Не дожидаясь пока змеи приблизятся, Белый пустился вслед за пролетевшими мимо него касатками. Сейчас они были менее страшны. Инстинкт и опыт, приобретенный еще его прадедами, недвусмысленно подсказали ему это.
Так он несся около часа, пока не смолк угрожающий шум за его спиной, тогда повернул назад и поплыл к пушистому облаку, повисшему, словно зонт, над скалистым островом.
Вскоре его эхолот обнаружил подводное возвышение, длинный поперечный хребет, буйно заросший непроходимым лесом стометровых водорослей, каким-то сказочным лесом из тонкоствольных лиан, причудливо переплетающихся друг с другом и осыпанных, будто жемчужной росой, кислородными пузырьками.

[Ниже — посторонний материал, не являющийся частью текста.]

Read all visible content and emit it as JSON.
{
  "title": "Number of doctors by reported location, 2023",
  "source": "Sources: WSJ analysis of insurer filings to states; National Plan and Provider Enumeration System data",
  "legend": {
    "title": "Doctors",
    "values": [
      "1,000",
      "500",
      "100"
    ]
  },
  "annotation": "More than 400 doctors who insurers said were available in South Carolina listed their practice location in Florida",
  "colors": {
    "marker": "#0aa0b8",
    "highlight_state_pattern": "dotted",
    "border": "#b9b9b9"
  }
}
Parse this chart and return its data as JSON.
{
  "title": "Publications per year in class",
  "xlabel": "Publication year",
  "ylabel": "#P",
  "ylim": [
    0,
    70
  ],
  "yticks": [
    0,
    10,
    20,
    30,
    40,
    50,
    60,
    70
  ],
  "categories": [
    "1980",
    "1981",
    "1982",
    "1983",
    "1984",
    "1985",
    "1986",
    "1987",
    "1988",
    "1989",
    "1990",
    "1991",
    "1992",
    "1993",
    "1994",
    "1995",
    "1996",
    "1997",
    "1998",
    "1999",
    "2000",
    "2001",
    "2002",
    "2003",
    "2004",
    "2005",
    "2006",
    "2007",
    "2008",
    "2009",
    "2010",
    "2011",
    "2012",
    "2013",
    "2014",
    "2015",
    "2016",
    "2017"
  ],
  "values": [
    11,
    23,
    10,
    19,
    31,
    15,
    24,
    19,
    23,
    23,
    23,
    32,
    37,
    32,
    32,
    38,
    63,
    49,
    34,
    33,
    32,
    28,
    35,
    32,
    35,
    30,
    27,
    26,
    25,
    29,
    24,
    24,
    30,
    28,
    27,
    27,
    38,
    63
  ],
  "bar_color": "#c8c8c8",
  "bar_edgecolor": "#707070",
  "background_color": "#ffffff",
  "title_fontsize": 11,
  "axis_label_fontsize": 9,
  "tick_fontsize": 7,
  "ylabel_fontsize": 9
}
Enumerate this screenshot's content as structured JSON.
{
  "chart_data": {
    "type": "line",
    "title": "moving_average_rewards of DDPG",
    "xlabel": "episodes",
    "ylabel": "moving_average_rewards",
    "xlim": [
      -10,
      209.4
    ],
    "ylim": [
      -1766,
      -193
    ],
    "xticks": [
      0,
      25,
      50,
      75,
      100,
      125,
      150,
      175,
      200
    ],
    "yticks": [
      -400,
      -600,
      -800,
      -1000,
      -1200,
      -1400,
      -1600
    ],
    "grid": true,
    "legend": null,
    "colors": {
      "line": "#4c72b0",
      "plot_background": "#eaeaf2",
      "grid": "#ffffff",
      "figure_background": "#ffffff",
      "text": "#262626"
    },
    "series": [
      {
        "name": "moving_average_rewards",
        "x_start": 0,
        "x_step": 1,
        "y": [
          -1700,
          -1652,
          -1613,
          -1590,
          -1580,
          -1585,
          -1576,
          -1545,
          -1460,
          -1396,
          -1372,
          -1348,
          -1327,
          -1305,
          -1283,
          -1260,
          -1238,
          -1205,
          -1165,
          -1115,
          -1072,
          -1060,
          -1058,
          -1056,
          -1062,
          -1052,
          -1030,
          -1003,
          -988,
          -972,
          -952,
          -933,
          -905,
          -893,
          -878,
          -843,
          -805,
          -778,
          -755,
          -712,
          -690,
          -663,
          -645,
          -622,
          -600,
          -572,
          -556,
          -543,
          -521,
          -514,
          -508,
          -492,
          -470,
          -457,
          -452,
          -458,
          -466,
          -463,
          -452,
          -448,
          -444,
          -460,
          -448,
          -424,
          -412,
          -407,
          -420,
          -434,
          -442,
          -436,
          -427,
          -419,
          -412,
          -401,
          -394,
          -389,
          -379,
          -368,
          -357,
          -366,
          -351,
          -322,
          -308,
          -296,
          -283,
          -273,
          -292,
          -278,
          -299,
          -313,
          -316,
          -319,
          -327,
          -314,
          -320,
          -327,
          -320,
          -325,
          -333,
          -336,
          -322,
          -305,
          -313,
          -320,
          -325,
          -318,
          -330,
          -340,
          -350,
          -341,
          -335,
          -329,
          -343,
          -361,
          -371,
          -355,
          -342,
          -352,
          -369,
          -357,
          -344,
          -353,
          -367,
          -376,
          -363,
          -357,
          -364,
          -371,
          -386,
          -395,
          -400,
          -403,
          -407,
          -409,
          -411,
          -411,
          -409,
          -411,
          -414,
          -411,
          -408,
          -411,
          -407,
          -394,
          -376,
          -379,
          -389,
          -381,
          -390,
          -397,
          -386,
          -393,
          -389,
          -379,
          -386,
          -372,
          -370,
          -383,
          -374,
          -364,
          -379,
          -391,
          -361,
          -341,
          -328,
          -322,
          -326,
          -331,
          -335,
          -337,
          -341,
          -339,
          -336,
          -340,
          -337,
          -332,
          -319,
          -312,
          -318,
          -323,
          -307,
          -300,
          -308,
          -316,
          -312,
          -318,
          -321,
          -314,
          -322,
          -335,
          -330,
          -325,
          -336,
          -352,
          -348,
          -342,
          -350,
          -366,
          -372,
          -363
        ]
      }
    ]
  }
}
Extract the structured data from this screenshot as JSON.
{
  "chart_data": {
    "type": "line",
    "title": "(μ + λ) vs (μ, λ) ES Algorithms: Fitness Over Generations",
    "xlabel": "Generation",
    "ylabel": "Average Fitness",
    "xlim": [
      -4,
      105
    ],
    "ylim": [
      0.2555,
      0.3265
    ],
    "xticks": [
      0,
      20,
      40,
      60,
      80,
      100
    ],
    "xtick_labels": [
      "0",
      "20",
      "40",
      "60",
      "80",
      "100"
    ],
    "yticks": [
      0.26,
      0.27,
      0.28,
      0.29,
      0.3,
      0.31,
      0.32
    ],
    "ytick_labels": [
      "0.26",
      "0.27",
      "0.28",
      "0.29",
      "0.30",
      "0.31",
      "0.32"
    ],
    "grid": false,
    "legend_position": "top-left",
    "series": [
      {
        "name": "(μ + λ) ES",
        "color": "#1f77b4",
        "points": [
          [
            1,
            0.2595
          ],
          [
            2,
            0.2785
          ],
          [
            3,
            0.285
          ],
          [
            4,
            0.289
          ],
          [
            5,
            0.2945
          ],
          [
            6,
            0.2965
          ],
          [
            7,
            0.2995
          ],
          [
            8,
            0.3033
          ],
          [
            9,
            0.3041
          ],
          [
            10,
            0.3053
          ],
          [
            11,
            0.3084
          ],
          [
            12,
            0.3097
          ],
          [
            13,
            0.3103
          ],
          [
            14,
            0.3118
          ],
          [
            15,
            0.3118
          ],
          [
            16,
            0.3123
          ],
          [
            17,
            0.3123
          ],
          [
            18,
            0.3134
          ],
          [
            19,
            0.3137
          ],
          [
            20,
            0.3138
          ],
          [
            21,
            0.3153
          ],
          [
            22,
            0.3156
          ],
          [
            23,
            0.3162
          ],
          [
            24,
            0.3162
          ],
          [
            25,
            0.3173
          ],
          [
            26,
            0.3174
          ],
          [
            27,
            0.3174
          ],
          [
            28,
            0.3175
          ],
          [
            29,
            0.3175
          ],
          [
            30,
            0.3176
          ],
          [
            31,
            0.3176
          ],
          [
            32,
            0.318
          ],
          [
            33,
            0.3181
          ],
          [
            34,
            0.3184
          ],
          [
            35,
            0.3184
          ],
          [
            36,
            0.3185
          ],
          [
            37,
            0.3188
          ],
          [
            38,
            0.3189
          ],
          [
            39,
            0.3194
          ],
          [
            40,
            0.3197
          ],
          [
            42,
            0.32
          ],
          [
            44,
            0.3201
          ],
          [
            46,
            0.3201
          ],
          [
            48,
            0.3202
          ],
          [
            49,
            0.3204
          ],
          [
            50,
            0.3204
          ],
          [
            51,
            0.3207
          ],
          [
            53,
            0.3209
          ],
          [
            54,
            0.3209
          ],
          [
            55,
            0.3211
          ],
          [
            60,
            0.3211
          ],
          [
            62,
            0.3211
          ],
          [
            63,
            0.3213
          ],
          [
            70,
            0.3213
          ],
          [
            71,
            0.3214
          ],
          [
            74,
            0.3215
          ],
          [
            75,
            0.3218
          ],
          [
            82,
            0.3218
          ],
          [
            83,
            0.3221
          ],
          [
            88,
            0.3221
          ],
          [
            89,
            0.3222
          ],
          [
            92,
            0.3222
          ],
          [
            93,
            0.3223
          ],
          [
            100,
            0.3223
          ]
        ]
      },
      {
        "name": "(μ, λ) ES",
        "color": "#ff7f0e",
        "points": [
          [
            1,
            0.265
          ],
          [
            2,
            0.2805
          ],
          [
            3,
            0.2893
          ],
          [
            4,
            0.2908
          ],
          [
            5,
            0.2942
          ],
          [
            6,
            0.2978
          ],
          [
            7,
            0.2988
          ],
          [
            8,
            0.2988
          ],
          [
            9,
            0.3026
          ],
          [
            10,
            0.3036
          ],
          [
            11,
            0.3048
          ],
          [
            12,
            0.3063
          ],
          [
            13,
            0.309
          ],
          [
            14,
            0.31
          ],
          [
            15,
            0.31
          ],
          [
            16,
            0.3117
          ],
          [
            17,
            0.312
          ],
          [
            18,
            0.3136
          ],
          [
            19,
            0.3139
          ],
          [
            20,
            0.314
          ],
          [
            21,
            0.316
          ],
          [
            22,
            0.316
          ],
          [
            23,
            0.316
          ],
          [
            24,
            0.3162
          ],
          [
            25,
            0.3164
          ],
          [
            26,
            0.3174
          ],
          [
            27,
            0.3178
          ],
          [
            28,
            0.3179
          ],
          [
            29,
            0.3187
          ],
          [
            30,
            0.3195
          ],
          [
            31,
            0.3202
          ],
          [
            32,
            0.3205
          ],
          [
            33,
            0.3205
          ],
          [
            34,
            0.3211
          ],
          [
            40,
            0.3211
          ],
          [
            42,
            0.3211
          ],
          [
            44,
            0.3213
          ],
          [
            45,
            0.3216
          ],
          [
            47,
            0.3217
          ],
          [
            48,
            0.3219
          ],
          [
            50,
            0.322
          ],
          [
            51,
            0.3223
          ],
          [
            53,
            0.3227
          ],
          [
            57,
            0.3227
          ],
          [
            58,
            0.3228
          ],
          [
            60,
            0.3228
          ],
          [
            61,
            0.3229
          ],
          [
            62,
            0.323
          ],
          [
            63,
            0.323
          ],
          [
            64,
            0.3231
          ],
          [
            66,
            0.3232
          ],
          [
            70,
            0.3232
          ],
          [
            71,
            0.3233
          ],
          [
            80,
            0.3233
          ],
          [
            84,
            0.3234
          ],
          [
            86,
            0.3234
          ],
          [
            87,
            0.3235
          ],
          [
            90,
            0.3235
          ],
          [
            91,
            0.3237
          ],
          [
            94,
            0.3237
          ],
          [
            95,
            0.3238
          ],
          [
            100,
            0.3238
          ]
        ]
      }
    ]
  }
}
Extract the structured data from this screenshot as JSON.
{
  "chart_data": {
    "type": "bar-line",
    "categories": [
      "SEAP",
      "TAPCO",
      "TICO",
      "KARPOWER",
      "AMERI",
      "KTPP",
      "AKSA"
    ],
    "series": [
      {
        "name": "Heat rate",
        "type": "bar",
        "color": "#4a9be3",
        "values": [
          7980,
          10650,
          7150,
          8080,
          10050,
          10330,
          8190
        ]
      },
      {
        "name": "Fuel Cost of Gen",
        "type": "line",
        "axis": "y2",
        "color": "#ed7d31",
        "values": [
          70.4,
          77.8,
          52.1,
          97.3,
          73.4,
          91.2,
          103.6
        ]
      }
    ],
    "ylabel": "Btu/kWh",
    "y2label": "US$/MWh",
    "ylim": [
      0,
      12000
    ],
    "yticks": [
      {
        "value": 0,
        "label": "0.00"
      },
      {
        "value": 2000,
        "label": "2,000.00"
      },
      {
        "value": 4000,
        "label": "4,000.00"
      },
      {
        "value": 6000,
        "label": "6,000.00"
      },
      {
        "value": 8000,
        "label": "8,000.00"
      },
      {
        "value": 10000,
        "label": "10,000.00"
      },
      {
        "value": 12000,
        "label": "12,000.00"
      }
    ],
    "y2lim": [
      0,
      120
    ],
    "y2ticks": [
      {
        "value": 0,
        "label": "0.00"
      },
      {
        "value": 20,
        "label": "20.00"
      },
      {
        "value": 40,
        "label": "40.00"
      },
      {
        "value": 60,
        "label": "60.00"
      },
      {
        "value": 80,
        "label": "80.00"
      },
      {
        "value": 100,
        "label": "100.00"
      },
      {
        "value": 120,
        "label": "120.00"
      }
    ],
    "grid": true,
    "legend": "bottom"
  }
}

Рыба-луна, повисшая неподвижно под самой поверхностью, как надутый воздушный шар, терпеливо метала икру. Целые облака икры — двести-триста миллионов крохотных яичек, которые морское течение разносило во все стороны. Двести-триста миллионов новых живых организмов — если, конечно, все они уцелеют в предстоящей жестокой борьбе. Если… А сколько лакомок питалось этой икрой и крохотными вылупившимися мальками!. Вдруг среди сплетающихся водорослей мелькнуло несколько крупных теней, размахивающих плавниками. Испуганная их приближением, стайка морских коньков в ужасе разбежалась в разные стороны.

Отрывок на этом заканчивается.